By 2017, the average smartphone will cost around $152, and approximately 50 percent of all internet-enabled cellphones will cost under $150, the report predicted. In comparison, the average smartphone was priced at around $188 in 2011. Between last year and 2017, the percentage of smartphones in the marketplace costing more than $250 will drop from 85 percent to 33 percent, FierceWireless reported.
Considering how widely popular smartphones are now – Nielsen reported earlier this month than more than half of all U.S. adults already have one – massive price drops could mean than advertising on mobile devices has the potential to be even more effective in the future.

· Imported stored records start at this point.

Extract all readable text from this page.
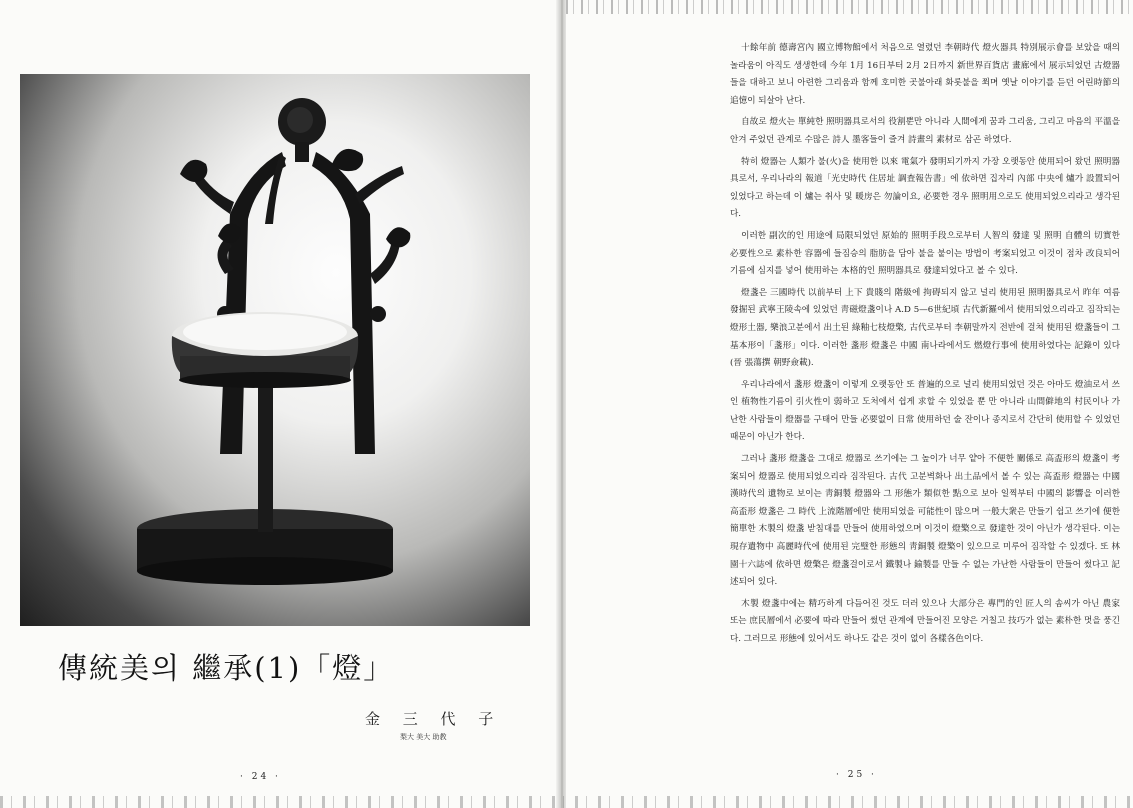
傳統美의 繼承(1)「燈」
金 三 代 子
梨大 美大 助教
· 24 ·

十餘年前 德壽宮內 國立博物館에서 처음으로 열렸던 李朝時代 燈火器具 特別展示會를 보았을 때의 놀라움이 아직도 생생한데 今年 1月 16日부터 2月 2日까지 新世界百貨店 畫廊에서 展示되었던 古燈器들을 대하고 보니 아련한 그리움과 함께 호미한 곳불아래 화롯불을 쬐며 옛날 이야기를 듣던 어린時節의 追憶이 되살아 난다.

自故로 燈火는 單純한 照明器具로서의 役割뿐만 아니라 人間에게 꿈과 그리움, 그리고 마음의 平溫을 안겨 주었던 관계로 수많은 詩人 墨客들이 즐겨 詩畫의 素材로 삼곤 하였다.

特히 燈器는 人類가 불(火)을 使用한 以來 電氣가 發明되기까지 가장 오랫동안 使用되어 왔던 照明器具로서, 우리나라의 報道「光史時代 住居址 調査報告書」에 依하면 집자리 內部 中央에 爐가 設置되어 있었다고 하는데 이 爐는 취사 및 暖房은 勿論이요, 必要한 경우 照明用으로도 使用되었으리라고 생각된다.

이러한 副次的인 用途에 局限되었던 原始的 照明手段으로부터 人智의 發達 및 照明 自體의 切實한 必要性으로 素朴한 容器에 들짐승의 脂肪을 담아 불을 붙이는 방법이 考案되었고 이것이 점차 改良되어 기름에 심지를 넣어 使用하는 本格的인 照明器具로 發達되었다고 볼 수 있다.

燈盞은 三國時代 以前부터 上下 貴賤의 階級에 拘碍되지 않고 널리 使用된 照明器具로서 昨年 여름 發掘된 武寧王陵속에 있었던 靑磁燈盞이나 A.D 5—6世紀頃 古代新羅에서 使用되었으리라고 짐작되는 燈形土器, 樂浪고분에서 出土된 綠釉七枝燈檠, 古代로부터 李朝말까지 전반에 걸쳐 使用된 燈盞들이 그 基本形이「盞形」이다. 이러한 盞形 燈盞은 中國 南나라에서도 燃燈行事에 使用하였다는 記錄이 있다(晉 張蕩撰 朝野僉載).

우리나라에서 盞形 燈盞이 이렇게 오랫동안 또 普遍的으로 널리 使用되었던 것은 아마도 燈油로서 쓰인 植物性기름이 引火性이 弱하고 도처에서 쉽게 求할 수 있었을 뿐 만 아니라 山間僻地의 村民이나 가난한 사람들이 燈器를 구태어 만들 必要없이 日常 使用하던 술 잔이나 종지로서 간단히 使用할 수 있었던 때문이 아닌가 한다.

그러나 盞形 燈盞을 그대로 燈器로 쓰기에는 그 높이가 너무 얕아 不便한 關係로 高盃形의 燈盞이 考案되어 燈器로 使用되었으리라 짐작된다. 古代 고분벽화나 出土品에서 볼 수 있는 高盃形 燈器는 中國 漢時代의 遺物로 보이는 靑銅製 燈器와 그 形態가 類似한 點으로 보아 일찍부터 中國의 影響을 이러한 高盃形 燈盞은 그 時代 上流階層에만 使用되었을 可能性이 많으며 一般大衆은 만들기 쉽고 쓰기에 便한 簡單한 木製의 燈盞 받침대를 만들어 使用하였으며 이것이 燈檠으로 發達한 것이 아닌가 생각된다. 이는 現存遺物中 高麗時代에 使用된 完璧한 形態의 靑銅製 燈檠이 있으므로 미루어 짐작할 수 있겠다. 또 林園十六誌에 依하면 燈檠은 燈盞걸이로서 鐵製나 鍮製를 만들 수 없는 가난한 사람들이 만들어 썼다고 記述되어 있다.

木製 燈盞中에는 精巧하게 다듬어진 것도 더러 있으나 大部分은 專門的인 匠人의 솜씨가 아닌 農家 또는 庶民層에서 必要에 따라 만들어 썼던 관계에 만들어진 모양은 거칠고 技巧가 없는 素朴한 멋을 풍긴다. 그러므로 形態에 있어서도 하나도 같은 것이 없이 各樣各色이다.

· 25 ·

While consumers can expect it to be easier to afford a smartphone over the next five years, the number of options available in the marketplace may not be as diverse in 2017 as it is today, according to Informa Telecoms & Media's research.
"As the market develops, the supply chain will increasingly be divided between two camps – the innovators who will continue to introduce new features and high-performance components to the marketplace and followers who will take this innovation to the mass market in later years," Malik Saadi, principal analyst at Informa Telecoms & Media, said in a statement.

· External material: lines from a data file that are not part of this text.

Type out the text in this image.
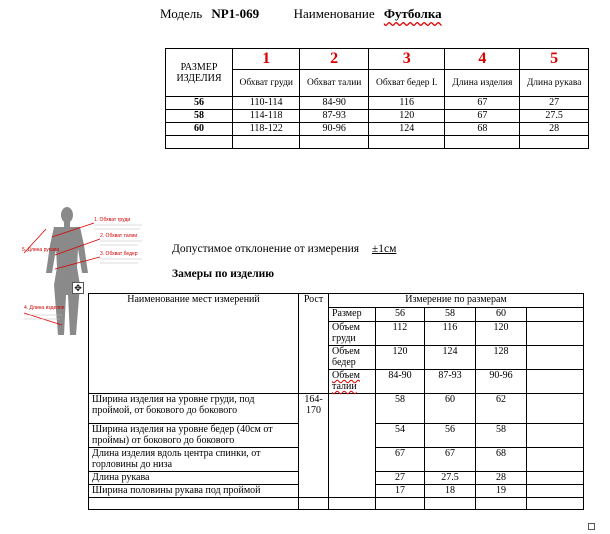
Модель NP1-069	Наименование Футболка
РАЗМЕР ИЗДЕЛИЯ	1	2	3	4	5
	Обхват груди	Обхват талии	Обхват бедер I.	Длина изделия	Длина рукава
56	110-114	84-90	116	67	27
58	114-118	87-93	120	67	27.5
60	118-122	90-96	124	68	28

1. Обхват груди
2. Обхват талии
3. Обхват бедер
4. Длина изделия
5. Длина рукава
✥
Допустимое отклонение от измерения ±1см
Замеры по изделию
Наименование мест измерений	Рост	Измерение по размерам				
		Размер	56	58	60	
		Объем груди	112	116	120	
		Объем бедер	120	124	128	
		Объем талии	84-90	87-93	90-96	
Ширина изделия на уровне груди, под проймой, от бокового до бокового	164-170		58	60	62	
Ширина изделия на уровне бедер (40см от проймы) от бокового до бокового			54	56	58	
Длина изделия вдоль центра спинки, от горловины до низа			67	67	68	
Длина рукава			27	27.5	28	
Ширина половины рукава под проймой			17	18	19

How this shift can boost brands
ReelSEO reported last year that 48 percent of all smartphone owners use their mobile device to view video content, and 82 percent of them notice ads for mobile. Additionally, 71 percent said they use a smartphone to look up more information after seeing an ad, and 74 percent of smartphone owners indicated that they have made a purchase in conjunction with using their mobile device.
Among those who said they had noticed an ad on mobile, 35 percent said they later visited a related website and 49 percent of them indicated that they had purchased a product or service as a result of mobile advertising.
"So if you don't believe in the power of marketing to those smartphone users, you might want to take another look at that stance," ReelSEO contributor Christopher Rick wrote.